Both boys leave our story here, but the conversation and its implications have continued reverberating through my mind.

Having grown up in the 70s, my generation was steeped in the doctrine of equality. We were told that everyone, regardless of gender, race, creed, ethnicity, sexual orientation, or any other kind of difference, should have the same opportunities as everyone else and should be viewed as equal, if not the same. Though my common sense told me that these people and groups were clearly different from one another, I was forbidden—under penalty of disapproval for being politically incorrect—from noting or underscoring those differences.

Little boys were encouraged to wear dresses and play with dolls to obviate prescribed gender roles. Generalized gendered pronouns in language became uncool. Even in religion, God became neutered or hermaphroditic. Children of different economic groups (usually following race lines) were bussed long distances to the other side of the tracks. Handicapped access became policy. There was a striving to treat everyone in the same way regardless of differences, be they inherent or superficial.

To be clear, I am not complaining about the effort to correct injustice or remove barriers to opportunity. I am in favor of freedom. But having grown up in the era of political correctness I know that increased generalized equality was gained at the expense of precious, genuine differences. For what is real freedom? Is it the freedom to shop at the mall or get a better job in a megalithic corporation? Or is real freedom the freedom to be and express ourselves in our inherent, essential uniqueness?

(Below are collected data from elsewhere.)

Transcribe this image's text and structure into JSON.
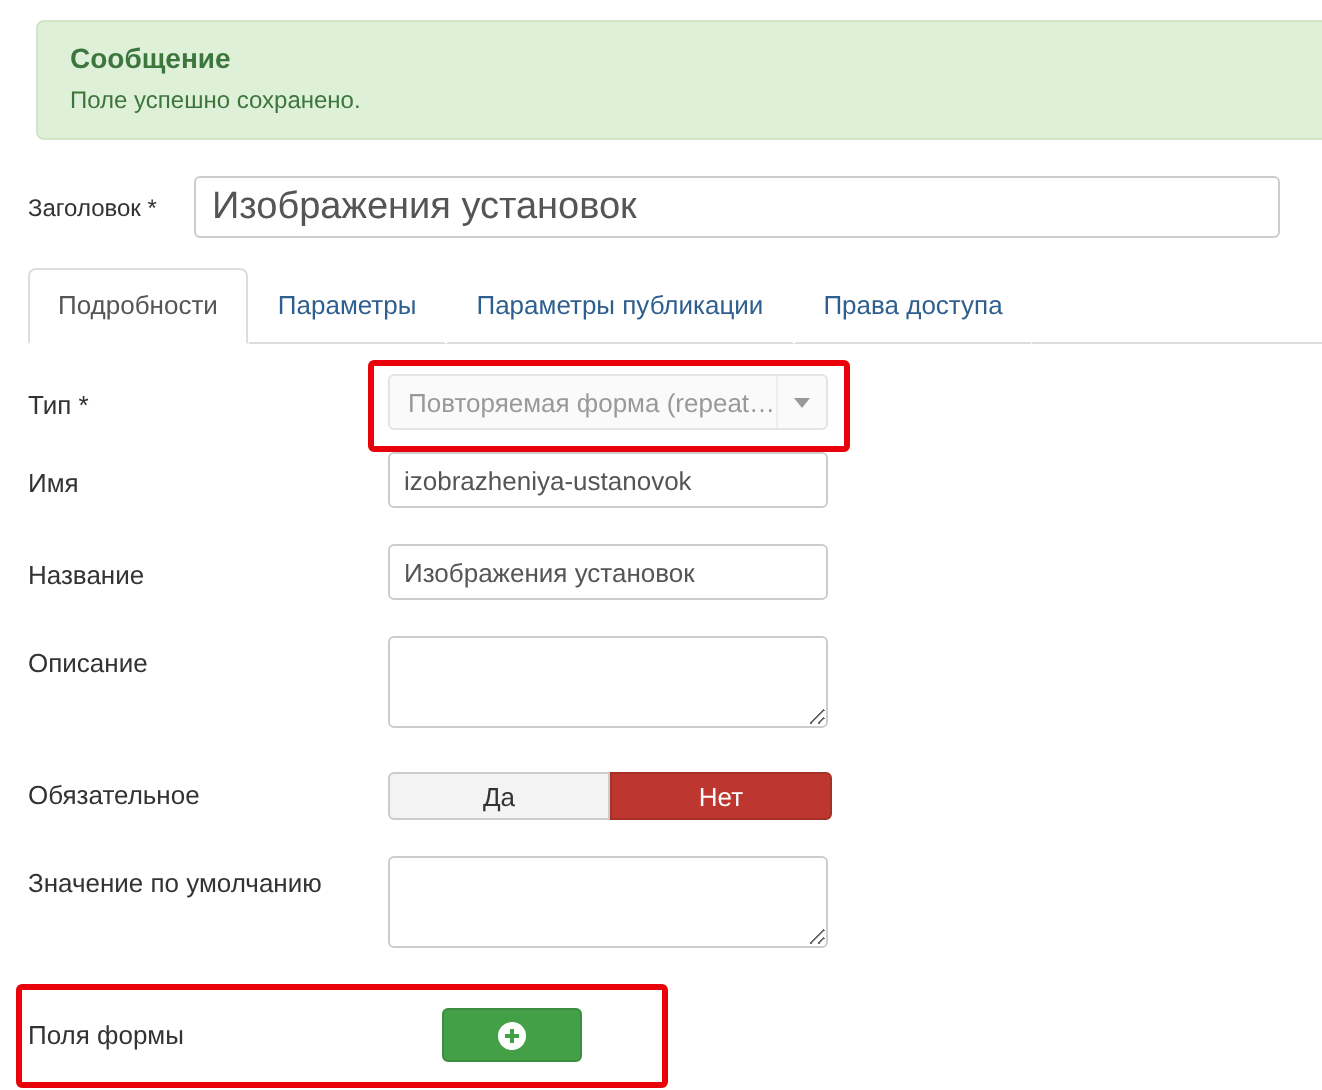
{
  "message": {
    "title": "Сообщение",
    "text": "Поле успешно сохранено."
  },
  "title_field": {
    "label": "Заголовок *",
    "value": "Изображения установок"
  },
  "tabs": [
    {
      "label": "Подробности",
      "selected": true
    },
    {
      "label": "Параметры",
      "selected": false
    },
    {
      "label": "Параметры публикации",
      "selected": false
    },
    {
      "label": "Права доступа",
      "selected": false
    }
  ],
  "rows": [
    {
      "kind": "select",
      "label": "Тип *",
      "value": "Повторяемая форма (repeat…",
      "disabled": true,
      "highlighted": true
    },
    {
      "kind": "text",
      "label": "Имя",
      "value": "izobrazheniya-ustanovok",
      "highlighted": false
    },
    {
      "kind": "text",
      "label": "Название",
      "value": "Изображения установок",
      "highlighted": false
    },
    {
      "kind": "textarea",
      "label": "Описание",
      "highlighted": false
    },
    {
      "kind": "toggle",
      "label": "Обязательное",
      "options": [
        {
          "label": "Да",
          "selected": false
        },
        {
          "label": "Нет",
          "selected": true
        }
      ],
      "highlighted": false
    },
    {
      "kind": "textarea",
      "label": "Значение по умолчанию",
      "highlighted": false
    },
    {
      "kind": "add",
      "label": "Поля формы",
      "highlighted": true
    }
  ]
}
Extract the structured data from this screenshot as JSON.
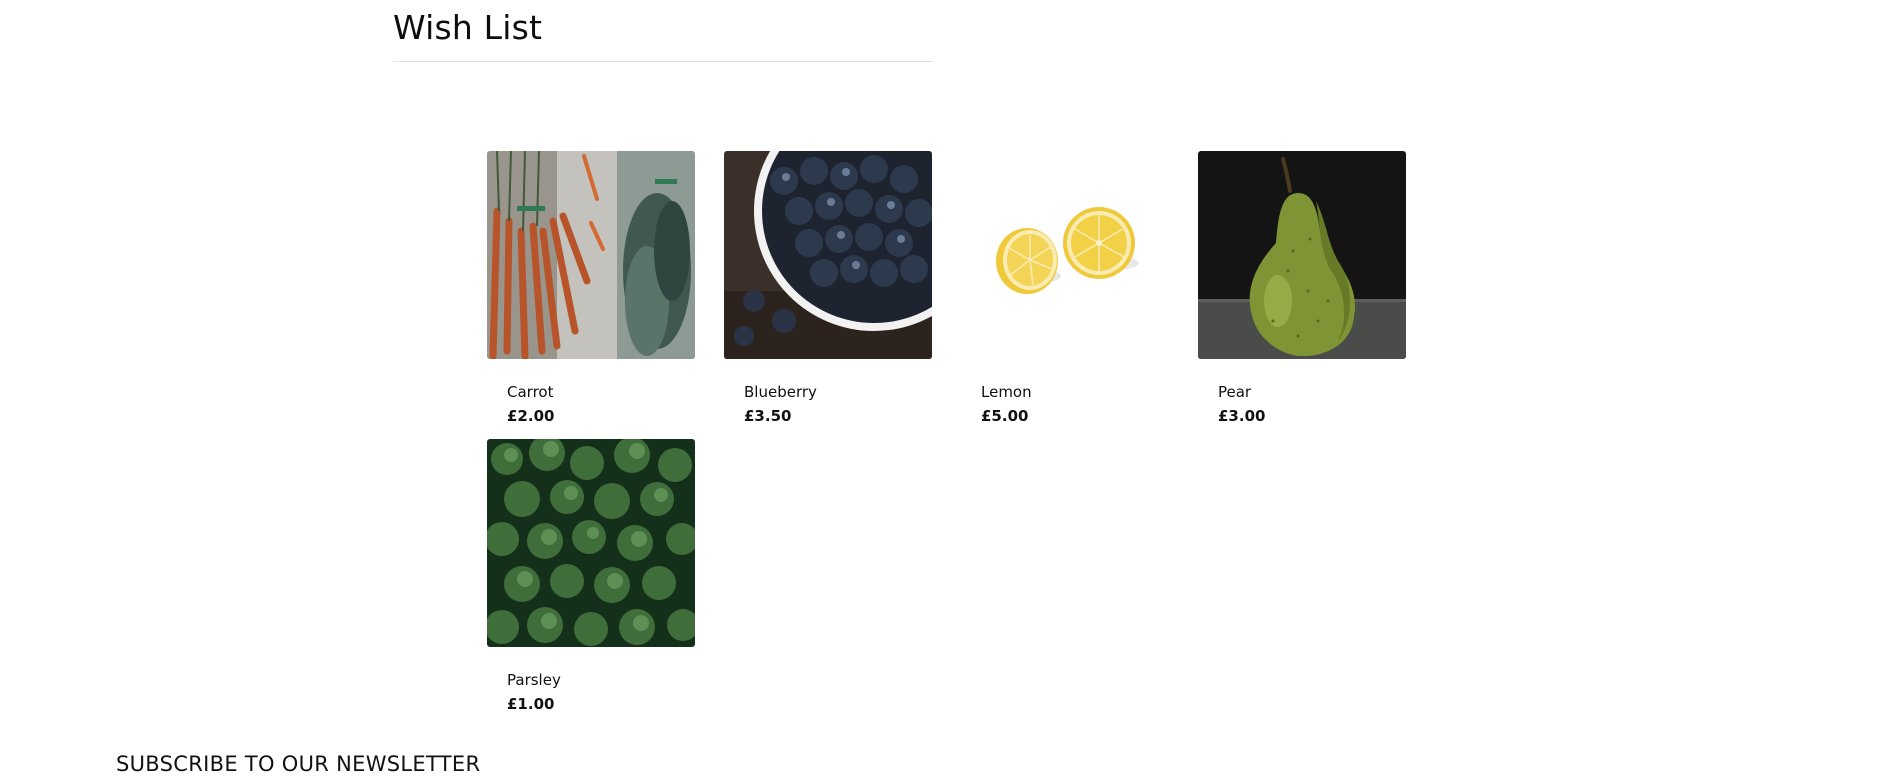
{
  "page": {
    "title": "Wish List"
  },
  "products": [
    {
      "name": "Carrot",
      "price": "£2.00",
      "image": "carrot-bunch-photo"
    },
    {
      "name": "Blueberry",
      "price": "£3.50",
      "image": "blueberry-bowl-photo"
    },
    {
      "name": "Lemon",
      "price": "£5.00",
      "image": "lemon-halves-photo"
    },
    {
      "name": "Pear",
      "price": "£3.00",
      "image": "green-pear-photo"
    },
    {
      "name": "Parsley",
      "price": "£1.00",
      "image": "parsley-leaves-photo"
    }
  ],
  "newsletter": {
    "heading": "SUBSCRIBE TO OUR NEWSLETTER"
  }
}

In effect, the equality that has been gained is access to the values of a flawed society. Flawed, because our society wages a perpetual war against nature. Not only is the natural world, which is both the source of our existence and the host of our human biome, consumed and valued only as a source of capital for insatiable markets, but so too is the unique being of each particular person viewed only in its value as a contributor to an out-of-control and irresponsible system of consumption and commerce.

In the race to equality, the person (or race, or ethnicity, or culture) has been disregarded, disrespected, and lost, except in its capacity to be branded, sold, and consumed. Even the idea of difference commercialized, coopted, and come to be associated with brands—which band we like, which clothes, which restaurant, which computer platform ("Think Different"!). In the real world these are not differences. They are means by which the shepherd hypnotizes the sheep.

In the real world, each person is a treasure of uniqueness; each person is a whole world of unique strengths, intelligences, proclivities, abilities, and possibilities. It is in these unique aspects that our treasure exists, not in what someone contributes to the economy and GDP. In reality, we are not equal. We are different, and in those differences lies our real value.

So when my children ask what I think they should be when they grow up, I say, "You should be yourself, nothing but your Self."